To frame this new campaign within the context of the Stop Adani Convoy and those images of angry protest outside a pub in Clermont, this new climate campaign responds by bringing the conversation, at least metaphorically, 'inside the pub' and among locals.
"It's What Queenslanders Do" features local miners and graziers from Central Queensland - locals who share regional Queenslanders' identity, pride, and attachment to place - locals like Grant Howard a miner from Mackay, and Mick Alexander and Bruce Currie - beef farmers from Rockhampton and Jericho respectively. They all have a highly dependent relationship to the land, and to the resources it provides - be they material or agricultural, as the land sustains their existence and their identity.
The campaign gives voice to real people and their stories, bringing regional Queensland communities together around the cause of "protecting the land, and protecting our loved ones".
Grant Howard, a miner at Bowen Basin says "it's a challenge in terms of employment for us coal miners, but as an Australian who, like every Australian, like all coal miners, appreciates the Australian natural heritage it's also difficult to watch that heritage being damaged and dying." Grant goes on to say that he sees "politicians being divisive and using coal miners more for their own outcomes, than for the general wellbeing of mineworkers".
Mick Alexander, Rockhampton Beef Grazier has a similar message.

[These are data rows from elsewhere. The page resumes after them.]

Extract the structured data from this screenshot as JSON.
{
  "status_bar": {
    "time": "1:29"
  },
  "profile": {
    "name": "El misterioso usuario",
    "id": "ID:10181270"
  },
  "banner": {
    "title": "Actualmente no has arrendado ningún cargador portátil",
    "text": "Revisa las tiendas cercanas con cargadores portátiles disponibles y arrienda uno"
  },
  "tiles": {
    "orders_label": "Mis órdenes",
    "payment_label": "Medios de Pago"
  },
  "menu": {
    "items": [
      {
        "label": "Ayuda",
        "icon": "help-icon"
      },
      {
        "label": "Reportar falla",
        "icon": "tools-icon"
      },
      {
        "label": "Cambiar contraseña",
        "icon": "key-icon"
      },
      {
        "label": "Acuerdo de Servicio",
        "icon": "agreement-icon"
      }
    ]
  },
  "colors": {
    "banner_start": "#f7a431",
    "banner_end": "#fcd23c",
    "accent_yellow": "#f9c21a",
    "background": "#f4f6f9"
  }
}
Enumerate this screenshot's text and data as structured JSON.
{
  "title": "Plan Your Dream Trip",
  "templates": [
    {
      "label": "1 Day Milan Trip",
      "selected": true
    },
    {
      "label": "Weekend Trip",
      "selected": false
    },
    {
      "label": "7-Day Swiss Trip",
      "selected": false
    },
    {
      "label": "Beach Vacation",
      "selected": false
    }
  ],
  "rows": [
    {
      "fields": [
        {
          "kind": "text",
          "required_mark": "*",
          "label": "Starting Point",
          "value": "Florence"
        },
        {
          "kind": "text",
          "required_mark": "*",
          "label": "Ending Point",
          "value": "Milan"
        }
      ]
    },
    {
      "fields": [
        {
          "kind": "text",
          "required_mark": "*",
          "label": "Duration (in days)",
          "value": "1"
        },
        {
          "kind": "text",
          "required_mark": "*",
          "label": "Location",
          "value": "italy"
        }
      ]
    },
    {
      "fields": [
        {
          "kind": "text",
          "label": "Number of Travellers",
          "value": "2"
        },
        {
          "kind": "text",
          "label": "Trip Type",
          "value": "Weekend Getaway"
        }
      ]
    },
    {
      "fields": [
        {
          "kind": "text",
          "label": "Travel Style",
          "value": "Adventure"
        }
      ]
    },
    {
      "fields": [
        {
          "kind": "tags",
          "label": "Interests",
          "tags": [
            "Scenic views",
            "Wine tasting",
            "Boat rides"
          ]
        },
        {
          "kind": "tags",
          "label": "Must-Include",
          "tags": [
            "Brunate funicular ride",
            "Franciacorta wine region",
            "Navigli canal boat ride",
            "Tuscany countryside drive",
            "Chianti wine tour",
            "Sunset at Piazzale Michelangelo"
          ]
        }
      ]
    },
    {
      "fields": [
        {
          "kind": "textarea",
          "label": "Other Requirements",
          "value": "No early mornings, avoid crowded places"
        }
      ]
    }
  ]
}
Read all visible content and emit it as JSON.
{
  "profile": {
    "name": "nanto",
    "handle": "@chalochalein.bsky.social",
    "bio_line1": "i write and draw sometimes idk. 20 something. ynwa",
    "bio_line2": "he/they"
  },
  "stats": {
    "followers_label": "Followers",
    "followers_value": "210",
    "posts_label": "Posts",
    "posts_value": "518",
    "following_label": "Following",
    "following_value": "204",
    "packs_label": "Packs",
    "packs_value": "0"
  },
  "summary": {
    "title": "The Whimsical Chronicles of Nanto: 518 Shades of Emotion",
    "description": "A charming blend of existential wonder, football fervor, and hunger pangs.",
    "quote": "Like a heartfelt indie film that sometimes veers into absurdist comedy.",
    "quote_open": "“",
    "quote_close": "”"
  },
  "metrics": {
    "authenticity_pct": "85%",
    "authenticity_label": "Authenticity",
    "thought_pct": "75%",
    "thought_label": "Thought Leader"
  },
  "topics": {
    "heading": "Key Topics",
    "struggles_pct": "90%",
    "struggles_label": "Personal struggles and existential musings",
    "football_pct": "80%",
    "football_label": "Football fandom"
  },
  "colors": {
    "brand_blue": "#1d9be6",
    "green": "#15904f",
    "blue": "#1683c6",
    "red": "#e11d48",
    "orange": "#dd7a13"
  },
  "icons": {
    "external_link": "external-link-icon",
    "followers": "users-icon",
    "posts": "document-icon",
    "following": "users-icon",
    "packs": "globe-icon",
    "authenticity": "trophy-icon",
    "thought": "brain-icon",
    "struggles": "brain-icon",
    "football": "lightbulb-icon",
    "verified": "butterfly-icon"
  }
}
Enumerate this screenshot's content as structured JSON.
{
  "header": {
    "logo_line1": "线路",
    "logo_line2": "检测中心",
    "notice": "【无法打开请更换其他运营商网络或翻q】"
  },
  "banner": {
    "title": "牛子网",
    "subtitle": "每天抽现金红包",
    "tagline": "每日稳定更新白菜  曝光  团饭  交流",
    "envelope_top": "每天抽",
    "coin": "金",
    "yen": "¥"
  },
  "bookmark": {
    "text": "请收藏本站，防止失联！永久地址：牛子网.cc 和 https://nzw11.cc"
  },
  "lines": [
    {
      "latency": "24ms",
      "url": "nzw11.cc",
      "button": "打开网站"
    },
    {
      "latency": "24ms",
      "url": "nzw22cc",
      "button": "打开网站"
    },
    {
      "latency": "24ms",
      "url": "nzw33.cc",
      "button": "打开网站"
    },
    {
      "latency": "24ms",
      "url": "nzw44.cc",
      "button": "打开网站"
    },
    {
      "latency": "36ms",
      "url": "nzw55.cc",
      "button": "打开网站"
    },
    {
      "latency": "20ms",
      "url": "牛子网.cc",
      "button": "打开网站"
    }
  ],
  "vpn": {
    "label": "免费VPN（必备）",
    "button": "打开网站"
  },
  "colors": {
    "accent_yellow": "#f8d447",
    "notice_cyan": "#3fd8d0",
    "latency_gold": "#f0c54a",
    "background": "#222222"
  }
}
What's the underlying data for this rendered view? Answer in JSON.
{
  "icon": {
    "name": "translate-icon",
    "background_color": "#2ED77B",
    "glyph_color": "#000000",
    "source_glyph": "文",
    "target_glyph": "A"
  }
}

He comments that "we have all these industry bodies that are basically owned by corporations, so the average farmer just doesn't get listened to. We're just being driven by people who don't understand the future of agriculture and where climate change fits in."
Bruce Currie, a Jericho Beef Grazier wants us to understand the immediacy of the issue - "the 2011 fires decimated our production system. Not 10 years in the future, it happened 10 years ago and we're still suffering consequences." "The way I see it, people have to get mobilized and take the issues seriously, because us farmers, we produce food, not for the right to farm, but for the right for people to eat."